Et si c’était l’heure du Maroc ? Un vent d’optimisme souffle sur le Royaume chérifien, qui se rapproche année après année d’un sacre, 43 ans après sa dernière victoire. La plupart des voyants sont au vert. La stabilité est là. Les talents abondent. L’expérience est de plus en plus conséquente. Rarement le Maroc aura abordé une compétition avec autant de sérénité.
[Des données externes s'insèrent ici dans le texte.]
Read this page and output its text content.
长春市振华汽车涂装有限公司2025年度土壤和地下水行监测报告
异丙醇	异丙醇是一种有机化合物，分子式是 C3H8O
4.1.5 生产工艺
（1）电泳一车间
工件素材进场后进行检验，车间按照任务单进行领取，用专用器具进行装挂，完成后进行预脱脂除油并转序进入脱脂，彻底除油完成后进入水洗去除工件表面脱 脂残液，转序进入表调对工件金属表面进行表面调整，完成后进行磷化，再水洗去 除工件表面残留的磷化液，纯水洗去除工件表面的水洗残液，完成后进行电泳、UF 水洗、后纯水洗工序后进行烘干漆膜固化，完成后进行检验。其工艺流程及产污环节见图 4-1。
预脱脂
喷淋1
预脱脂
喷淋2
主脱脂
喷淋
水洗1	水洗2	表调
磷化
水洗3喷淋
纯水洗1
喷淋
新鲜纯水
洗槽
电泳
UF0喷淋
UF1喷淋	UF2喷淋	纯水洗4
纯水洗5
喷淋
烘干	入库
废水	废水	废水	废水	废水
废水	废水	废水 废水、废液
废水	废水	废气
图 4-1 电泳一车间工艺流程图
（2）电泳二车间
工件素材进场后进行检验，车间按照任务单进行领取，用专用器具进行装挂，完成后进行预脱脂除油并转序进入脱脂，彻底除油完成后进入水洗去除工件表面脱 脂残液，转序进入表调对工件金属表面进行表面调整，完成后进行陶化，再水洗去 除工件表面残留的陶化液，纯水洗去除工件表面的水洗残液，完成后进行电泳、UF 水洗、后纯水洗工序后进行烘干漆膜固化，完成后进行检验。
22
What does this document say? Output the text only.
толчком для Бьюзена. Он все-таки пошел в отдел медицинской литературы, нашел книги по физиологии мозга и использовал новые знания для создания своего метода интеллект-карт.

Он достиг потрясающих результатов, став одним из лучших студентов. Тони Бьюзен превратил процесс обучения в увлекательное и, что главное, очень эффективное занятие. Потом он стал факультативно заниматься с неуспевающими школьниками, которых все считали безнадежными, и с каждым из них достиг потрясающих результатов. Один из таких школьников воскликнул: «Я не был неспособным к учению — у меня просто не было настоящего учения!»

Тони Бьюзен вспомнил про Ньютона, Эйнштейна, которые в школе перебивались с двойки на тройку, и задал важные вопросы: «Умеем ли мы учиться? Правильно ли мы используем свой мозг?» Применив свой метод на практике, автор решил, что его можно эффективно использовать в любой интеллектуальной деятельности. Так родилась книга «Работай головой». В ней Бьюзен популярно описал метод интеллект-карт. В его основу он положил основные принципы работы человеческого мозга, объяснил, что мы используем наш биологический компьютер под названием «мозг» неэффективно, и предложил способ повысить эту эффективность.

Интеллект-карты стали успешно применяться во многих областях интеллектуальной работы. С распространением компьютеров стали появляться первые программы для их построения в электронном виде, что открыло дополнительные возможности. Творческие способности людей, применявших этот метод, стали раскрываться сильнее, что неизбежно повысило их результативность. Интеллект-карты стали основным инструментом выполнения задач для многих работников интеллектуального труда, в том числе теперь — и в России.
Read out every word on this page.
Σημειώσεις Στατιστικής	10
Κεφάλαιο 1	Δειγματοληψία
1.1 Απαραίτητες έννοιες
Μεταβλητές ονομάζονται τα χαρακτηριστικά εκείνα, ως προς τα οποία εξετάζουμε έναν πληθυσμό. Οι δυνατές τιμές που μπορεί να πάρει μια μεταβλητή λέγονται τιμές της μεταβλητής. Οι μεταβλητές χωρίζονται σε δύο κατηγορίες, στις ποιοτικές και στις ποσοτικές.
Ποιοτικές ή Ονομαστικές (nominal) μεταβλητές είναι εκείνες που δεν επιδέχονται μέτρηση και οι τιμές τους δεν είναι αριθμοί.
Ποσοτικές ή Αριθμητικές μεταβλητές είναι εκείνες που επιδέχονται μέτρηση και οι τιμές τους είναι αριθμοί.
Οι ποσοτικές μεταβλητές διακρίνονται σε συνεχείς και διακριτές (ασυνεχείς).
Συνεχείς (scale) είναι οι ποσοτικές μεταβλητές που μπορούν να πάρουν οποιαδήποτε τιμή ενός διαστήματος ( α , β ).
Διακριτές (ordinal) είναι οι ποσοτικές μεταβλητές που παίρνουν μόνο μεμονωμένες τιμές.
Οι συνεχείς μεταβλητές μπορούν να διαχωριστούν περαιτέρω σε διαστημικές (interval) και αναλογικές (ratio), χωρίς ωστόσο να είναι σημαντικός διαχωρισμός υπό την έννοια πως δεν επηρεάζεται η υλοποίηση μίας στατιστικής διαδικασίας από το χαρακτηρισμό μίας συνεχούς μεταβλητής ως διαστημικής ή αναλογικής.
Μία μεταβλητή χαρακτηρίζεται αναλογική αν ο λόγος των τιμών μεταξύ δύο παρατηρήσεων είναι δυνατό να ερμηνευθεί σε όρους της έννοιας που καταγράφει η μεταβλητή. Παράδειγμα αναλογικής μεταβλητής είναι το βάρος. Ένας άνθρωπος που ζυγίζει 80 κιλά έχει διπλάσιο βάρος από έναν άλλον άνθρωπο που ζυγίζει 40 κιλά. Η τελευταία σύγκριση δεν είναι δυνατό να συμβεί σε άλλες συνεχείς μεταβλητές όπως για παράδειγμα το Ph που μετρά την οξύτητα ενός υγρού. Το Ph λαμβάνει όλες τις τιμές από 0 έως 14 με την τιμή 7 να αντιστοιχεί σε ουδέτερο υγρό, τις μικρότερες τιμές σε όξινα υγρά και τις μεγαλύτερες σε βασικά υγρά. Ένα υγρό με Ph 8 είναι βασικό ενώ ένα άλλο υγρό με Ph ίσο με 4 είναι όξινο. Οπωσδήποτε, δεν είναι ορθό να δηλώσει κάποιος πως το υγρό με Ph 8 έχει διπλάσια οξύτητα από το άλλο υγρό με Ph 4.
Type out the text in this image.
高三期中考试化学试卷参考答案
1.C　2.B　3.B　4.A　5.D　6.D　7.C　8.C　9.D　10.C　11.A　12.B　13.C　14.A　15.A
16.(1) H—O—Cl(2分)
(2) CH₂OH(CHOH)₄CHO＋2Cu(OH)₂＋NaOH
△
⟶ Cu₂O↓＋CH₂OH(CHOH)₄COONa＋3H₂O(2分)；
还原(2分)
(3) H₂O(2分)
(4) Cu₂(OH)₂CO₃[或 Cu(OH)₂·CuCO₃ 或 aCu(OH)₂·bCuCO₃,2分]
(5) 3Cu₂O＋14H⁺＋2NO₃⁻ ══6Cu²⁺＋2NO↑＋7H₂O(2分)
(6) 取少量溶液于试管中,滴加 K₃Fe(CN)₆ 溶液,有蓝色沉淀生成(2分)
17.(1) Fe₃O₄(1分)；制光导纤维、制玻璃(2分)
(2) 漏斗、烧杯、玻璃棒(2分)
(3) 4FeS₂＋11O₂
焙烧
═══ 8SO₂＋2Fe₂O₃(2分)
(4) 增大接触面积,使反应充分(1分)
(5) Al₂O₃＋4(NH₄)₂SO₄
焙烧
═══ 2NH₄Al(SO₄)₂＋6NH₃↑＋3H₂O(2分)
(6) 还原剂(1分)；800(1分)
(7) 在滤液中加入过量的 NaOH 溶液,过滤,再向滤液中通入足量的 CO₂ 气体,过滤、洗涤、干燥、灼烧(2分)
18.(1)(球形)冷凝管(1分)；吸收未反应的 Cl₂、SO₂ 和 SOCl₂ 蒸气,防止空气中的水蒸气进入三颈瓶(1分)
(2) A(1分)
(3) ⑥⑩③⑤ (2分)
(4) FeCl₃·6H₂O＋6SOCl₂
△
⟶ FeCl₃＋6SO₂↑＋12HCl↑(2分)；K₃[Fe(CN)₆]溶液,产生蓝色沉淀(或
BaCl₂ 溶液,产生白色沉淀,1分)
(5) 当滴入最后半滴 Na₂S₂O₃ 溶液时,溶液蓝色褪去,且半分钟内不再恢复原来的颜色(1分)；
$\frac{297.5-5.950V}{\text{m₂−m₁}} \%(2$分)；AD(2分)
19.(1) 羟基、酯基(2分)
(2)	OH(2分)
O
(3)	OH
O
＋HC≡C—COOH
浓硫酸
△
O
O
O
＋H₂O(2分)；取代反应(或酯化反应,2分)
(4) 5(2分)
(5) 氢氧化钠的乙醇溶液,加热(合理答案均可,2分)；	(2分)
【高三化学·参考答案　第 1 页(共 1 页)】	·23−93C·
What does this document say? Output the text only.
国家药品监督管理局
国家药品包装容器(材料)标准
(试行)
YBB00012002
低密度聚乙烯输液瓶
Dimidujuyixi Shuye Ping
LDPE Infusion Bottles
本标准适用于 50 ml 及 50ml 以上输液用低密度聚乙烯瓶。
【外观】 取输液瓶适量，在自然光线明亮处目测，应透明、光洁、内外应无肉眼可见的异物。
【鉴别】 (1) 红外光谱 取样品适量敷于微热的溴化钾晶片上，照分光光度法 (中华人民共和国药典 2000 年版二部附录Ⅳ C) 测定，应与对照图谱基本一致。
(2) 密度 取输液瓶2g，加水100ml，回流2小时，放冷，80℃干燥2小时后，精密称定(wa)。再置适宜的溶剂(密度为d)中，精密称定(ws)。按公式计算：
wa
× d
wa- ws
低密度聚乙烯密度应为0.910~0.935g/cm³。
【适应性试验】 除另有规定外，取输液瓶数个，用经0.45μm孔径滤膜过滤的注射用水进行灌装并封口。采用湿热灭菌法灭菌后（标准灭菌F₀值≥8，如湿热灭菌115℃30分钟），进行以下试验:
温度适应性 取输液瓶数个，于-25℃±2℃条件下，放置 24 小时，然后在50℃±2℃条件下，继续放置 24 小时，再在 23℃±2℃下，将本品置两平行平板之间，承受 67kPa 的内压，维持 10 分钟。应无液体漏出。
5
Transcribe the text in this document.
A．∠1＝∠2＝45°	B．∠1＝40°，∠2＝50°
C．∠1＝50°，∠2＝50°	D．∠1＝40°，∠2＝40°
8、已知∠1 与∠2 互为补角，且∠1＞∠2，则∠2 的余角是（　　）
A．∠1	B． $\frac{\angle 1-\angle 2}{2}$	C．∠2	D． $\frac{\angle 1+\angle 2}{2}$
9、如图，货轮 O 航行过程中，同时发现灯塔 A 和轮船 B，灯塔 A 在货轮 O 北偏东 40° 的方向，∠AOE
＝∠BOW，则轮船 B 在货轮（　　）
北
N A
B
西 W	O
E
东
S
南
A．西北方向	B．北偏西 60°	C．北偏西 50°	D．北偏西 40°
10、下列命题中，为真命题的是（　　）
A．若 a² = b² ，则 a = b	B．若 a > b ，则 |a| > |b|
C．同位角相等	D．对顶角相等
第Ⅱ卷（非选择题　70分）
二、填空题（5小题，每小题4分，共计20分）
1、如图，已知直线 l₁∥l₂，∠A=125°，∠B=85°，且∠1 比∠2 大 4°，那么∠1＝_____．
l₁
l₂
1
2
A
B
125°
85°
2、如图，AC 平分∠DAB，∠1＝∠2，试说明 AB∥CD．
La CAN 2017, la première du sélectionneur Hervé Renard, a déjà annoncé le retour en forme des Lions de l’Atlas, surnom de la sélection. Ce succès contre la Côte d’Ivoire qui élimine les Eléphants a clairement réveillé les coéquipiers de l’emblématique capitaine Mehdi Benatia. La qualification pour le Mondial 2018 au nez et à la barbe de la… Côte d’Ivoire, n’a fait que confirmer le retour au premier plan du football marocain. La forme des clubs locaux (Wydad et Raja Casablanca ou encore la RS Berkane) est un autre signe de la bonne santé du football marocain. Reste désormais à confirmer en atteignant au moins les demi-finales…

En phase de poules, vous ne serez pas étonnés d’apprendre que les Lions de l’Atlas affronteront la… Côte d’Ivoire ! Une bien mauvaise nouvelle pour les Eléphants, martyrisés par les hommes d'Hervé Renard ces dernières années. Les points forts du Maroc sont nombreux. Son sélectionneur, double vainqueur de la CAN avec la Zambie et la Côte d’Ivoire est un renfort de taille. Son attaque avec un Ziyech en feu va très certainement faire des ravages. Enfin, la très grosse force des Lions reste sa défense et sa discipline tactique. Pour prendre à défaut l’arrière-garde marocaine, il faut être costaud. Les Benatia, Saïss, Da Costa et autres Munir évoluent ensemble depuis plusieurs années maintenant. Il suffit de regarder les trois matchs du Maroc en Coupe du Monde pour s’apercevoir de leur solidité. Et cela tombe bien, car en CAN, une équipe solide et tactiquement bien disciplinée, peut aller au bout même sans panache offensif. Le Cameroun, vainqueur en 2017, en est le parfait exemple !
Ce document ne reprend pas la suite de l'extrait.